Heterojunction-redox catalysts of FexCoyMg10CaO for high-temperature CO2 capture and in situ conversion in the context of green manufacturing

Abstract

The integration of carbon capture and CO₂ utilization could be a promising solution to the crisis of global warming. By integrating calcium-looping (CaL) and the reverse-water-gas-shift (RWGS) reaction, a high-temperature CO₂ capture and in situ conversion technology is successfully realized in one fixed-bed column at the same operating temperature of 650 °C. Inspired by the heterojunction photocatalytic mechanism, the heterojunction-redox catalysis strategy is proposed for the first time by doping the bimetallic Fe³⁺/Fe²⁺ and Co³⁺/Co²⁺ redox couples into a hierarchical porous CaO/MgO composite. The presence of different valence states of doped Fe and Co oxides not only provides extra oxygen vacancies to facilitate CO₂ adsorption, and hence adsorption enhanced conversion (AEC), but also significantly lowers the electric potential difference of Fe³⁺/Fe²⁺ through the newly formed Fermi level in Fe₅Co₅Mg₁₀CaO, which makes electron spillover easier to improve the catalytic activity in the RWGS reaction for CO₂ conversion. More importantly, with the high-temperature refractory MgO and the highly disperse Fe and Co oxides in Fe₅Co₅Mg₁₀CaO, the problem of CaO sintering is successfully solved. An excellent and stable high-temperature CO₂ capture capacity of 9.0–9.2 mmol g⁻¹, an in situ CO₂ conversion effeciency near 90% and a CO selectivity close to 100% are achieved in the integrated CaL/RWGS process. In addition, experimental and simulation scale-up studies further demonstrate its pratical scalability.
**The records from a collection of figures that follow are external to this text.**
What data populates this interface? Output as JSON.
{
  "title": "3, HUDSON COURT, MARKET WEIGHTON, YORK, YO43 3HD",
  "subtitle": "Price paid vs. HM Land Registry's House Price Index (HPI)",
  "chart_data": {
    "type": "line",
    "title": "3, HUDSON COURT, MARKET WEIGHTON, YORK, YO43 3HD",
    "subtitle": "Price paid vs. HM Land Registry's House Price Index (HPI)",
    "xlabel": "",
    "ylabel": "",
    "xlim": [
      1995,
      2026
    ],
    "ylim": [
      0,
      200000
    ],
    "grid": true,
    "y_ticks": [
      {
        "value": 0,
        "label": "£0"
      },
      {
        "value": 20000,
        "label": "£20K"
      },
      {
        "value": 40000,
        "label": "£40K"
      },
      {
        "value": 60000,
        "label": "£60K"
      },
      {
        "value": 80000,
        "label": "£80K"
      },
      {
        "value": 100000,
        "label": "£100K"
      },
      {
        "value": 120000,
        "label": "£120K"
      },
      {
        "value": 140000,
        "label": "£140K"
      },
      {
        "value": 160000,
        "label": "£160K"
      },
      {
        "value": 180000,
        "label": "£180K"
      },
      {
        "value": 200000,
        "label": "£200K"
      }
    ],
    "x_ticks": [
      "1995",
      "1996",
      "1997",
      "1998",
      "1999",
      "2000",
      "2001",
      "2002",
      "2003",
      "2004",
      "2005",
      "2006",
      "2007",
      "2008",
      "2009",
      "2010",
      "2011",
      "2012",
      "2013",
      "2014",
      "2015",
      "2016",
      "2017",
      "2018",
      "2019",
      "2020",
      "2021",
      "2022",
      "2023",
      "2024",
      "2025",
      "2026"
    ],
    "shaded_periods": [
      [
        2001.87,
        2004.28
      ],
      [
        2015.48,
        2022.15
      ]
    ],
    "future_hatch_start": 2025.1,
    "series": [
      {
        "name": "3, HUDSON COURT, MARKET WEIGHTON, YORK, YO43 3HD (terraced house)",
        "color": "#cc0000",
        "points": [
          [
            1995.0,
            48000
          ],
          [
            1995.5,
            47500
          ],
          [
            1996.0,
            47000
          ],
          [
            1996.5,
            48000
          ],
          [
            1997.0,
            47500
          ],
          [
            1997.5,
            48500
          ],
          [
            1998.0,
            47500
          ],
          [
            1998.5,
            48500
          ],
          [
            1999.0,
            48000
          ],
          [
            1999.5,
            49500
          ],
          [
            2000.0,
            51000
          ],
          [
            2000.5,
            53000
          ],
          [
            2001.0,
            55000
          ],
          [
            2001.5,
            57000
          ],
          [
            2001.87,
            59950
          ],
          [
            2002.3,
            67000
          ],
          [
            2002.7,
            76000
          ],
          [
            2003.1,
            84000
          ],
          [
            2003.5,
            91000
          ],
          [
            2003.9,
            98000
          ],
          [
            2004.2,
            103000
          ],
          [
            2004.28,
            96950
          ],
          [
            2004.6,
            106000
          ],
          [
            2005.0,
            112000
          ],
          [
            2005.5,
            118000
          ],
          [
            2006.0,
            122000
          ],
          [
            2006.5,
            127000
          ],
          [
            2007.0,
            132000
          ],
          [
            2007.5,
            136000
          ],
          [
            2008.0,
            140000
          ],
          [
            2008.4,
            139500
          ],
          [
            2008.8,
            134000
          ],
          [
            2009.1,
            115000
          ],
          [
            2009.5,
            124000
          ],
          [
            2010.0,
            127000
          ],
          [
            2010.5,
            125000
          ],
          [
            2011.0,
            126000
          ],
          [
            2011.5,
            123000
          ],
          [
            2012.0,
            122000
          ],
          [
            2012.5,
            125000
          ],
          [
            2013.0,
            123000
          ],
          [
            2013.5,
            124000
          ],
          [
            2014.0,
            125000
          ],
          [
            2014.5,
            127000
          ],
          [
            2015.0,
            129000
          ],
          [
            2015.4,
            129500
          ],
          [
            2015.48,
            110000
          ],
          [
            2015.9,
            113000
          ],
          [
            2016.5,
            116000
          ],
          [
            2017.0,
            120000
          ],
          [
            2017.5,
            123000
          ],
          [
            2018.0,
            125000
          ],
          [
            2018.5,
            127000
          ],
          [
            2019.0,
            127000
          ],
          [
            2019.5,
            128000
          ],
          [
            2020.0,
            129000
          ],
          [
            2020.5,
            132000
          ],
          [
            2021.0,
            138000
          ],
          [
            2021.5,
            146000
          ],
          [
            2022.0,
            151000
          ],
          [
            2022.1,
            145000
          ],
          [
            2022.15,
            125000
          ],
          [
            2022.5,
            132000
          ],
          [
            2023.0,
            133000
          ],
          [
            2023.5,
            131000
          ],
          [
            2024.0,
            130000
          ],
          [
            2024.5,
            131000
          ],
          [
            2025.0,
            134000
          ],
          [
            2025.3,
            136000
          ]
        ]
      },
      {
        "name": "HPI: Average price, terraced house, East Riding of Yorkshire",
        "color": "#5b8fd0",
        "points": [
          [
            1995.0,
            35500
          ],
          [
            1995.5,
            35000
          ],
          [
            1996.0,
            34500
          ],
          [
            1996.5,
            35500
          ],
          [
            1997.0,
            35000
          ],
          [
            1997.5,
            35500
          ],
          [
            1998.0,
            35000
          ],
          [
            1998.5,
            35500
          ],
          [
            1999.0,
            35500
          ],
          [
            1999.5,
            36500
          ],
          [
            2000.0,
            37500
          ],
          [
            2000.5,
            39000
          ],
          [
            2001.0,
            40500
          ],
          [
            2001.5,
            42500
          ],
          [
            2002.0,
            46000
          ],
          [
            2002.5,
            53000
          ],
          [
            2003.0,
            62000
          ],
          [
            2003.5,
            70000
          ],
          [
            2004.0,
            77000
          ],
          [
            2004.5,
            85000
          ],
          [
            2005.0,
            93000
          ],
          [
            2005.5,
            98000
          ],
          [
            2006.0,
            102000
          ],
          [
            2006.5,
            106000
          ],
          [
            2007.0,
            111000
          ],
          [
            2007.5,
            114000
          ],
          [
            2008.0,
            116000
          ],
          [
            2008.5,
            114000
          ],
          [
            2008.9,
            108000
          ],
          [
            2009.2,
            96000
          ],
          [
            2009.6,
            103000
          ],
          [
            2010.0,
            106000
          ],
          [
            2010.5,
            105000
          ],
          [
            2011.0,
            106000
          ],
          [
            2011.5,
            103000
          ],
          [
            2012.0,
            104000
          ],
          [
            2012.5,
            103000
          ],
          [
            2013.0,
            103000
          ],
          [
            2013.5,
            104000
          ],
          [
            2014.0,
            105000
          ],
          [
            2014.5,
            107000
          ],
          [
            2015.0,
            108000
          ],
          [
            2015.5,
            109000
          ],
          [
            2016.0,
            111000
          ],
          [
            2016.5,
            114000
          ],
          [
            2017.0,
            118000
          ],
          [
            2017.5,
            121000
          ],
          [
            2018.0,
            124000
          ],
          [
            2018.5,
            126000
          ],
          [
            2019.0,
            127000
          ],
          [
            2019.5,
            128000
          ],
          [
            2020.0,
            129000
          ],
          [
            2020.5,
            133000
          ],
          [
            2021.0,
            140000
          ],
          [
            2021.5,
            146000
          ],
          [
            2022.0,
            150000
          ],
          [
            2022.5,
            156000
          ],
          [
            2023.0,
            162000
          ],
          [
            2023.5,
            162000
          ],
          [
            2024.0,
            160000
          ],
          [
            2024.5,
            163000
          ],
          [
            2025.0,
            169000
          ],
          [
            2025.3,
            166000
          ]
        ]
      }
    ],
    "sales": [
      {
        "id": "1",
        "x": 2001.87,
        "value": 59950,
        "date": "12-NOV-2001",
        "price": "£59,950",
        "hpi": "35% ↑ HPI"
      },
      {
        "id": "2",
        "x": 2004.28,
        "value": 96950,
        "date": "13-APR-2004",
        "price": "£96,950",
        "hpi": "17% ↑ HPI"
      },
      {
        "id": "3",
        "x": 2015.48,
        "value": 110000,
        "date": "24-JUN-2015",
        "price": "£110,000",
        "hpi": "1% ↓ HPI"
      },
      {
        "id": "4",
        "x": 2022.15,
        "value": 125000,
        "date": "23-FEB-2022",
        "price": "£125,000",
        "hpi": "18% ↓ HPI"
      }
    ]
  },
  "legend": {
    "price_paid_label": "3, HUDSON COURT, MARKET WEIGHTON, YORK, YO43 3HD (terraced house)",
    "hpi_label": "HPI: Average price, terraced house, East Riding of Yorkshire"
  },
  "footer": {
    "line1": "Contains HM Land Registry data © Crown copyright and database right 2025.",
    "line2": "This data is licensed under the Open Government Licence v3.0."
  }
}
Economic evaluation reveals that the integrated CaL/RWGS technology is much more cost-effective than the individual CaL and RWGS processes. Therefore, the heterojunction-redox strategy provides a unique way to design bifunctional adsorbent/catalyst materials. The integrated CaL/RWGS process could be a promising technology for CO₂ capture and utilization.